Brazil followed suit in May 2007 with its own compulsory licence for government use on efavirenz. Brazil is also purchasing the generic version from India while it develops local production through government laboratories. Most recently, Ecuador issued a compulsory licence for which halved the cost of the crucial AIDS drug lopinavir/ritonavir for the public health system.
Moves such as these are by no means revolutionary. Indeed, countries both from the industrialised world (such as Italy or the US) and the developing world (including Malaysia or Indonesia) have resorted to compulsory licences in the recent past.
What is perhaps most noteworthy is that the move, although perfectly legal under the TRIPS Agreement, attracted a storm of criticism and retaliatory measures from governments and companies alike.
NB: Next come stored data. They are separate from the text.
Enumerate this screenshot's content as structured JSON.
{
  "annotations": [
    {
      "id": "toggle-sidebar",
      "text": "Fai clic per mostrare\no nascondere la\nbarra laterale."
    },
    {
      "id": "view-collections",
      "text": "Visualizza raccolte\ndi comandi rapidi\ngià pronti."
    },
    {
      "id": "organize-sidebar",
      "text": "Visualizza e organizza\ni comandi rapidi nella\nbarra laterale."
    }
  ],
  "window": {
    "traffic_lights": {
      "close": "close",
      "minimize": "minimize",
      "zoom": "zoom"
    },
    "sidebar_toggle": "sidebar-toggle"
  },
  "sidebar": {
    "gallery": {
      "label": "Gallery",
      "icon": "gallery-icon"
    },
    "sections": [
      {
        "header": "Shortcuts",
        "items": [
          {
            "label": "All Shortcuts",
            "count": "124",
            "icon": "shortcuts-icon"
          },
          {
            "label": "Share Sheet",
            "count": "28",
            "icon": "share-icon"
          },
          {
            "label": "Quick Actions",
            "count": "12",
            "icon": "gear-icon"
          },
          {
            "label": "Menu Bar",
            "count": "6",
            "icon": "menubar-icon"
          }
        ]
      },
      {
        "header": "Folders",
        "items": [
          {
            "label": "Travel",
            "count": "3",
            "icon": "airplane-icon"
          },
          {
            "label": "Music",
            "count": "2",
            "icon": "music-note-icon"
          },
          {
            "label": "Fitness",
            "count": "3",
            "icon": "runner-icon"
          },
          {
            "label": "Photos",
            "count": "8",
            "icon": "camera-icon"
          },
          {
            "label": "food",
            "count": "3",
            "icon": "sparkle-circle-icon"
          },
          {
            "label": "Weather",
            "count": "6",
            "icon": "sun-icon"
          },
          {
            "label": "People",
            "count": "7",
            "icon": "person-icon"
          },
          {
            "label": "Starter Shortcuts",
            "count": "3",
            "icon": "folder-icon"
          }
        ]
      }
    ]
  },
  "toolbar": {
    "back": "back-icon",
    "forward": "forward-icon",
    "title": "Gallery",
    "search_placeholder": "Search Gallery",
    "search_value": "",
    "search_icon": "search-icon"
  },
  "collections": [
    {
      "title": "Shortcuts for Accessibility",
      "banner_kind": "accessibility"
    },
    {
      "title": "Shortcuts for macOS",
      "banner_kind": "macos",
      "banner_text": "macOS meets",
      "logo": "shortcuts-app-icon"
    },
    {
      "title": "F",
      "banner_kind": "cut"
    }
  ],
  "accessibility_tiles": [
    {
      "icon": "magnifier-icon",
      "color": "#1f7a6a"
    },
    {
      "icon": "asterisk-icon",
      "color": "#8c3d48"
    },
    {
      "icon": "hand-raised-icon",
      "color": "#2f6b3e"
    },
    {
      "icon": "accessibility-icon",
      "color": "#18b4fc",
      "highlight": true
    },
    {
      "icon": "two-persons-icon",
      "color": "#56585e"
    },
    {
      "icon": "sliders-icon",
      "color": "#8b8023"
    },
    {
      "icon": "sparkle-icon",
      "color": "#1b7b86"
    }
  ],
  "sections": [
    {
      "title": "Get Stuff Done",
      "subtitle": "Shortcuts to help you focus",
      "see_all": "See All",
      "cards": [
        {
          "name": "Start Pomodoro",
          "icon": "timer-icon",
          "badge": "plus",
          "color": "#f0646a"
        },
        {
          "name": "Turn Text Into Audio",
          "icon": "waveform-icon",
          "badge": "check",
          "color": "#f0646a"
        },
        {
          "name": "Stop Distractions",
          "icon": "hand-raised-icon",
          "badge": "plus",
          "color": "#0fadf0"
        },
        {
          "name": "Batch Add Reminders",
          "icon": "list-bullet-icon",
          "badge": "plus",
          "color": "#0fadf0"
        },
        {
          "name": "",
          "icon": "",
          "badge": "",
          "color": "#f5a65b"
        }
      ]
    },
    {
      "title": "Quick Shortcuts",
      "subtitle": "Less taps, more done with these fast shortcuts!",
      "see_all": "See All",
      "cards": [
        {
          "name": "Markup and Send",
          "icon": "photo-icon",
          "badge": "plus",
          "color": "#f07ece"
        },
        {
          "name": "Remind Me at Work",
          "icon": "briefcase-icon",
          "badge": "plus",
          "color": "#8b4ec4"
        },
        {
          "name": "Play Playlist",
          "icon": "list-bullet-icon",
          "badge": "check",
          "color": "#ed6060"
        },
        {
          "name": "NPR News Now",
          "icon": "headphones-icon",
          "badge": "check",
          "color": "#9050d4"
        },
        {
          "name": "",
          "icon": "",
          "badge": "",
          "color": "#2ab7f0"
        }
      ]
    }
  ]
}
Thailand for example was threatened with trade sanctions by the European Commission and the US – and even the World Health Organization warned Thailand against the move, although the WHO Director General later changed her stance.
The scale of the reaction to what is after all a lawful initiative shows how polarised the fight for access to medicines has become, and to what extent the hard fought flexibilities in international law that safeguard access to medicines must be defended.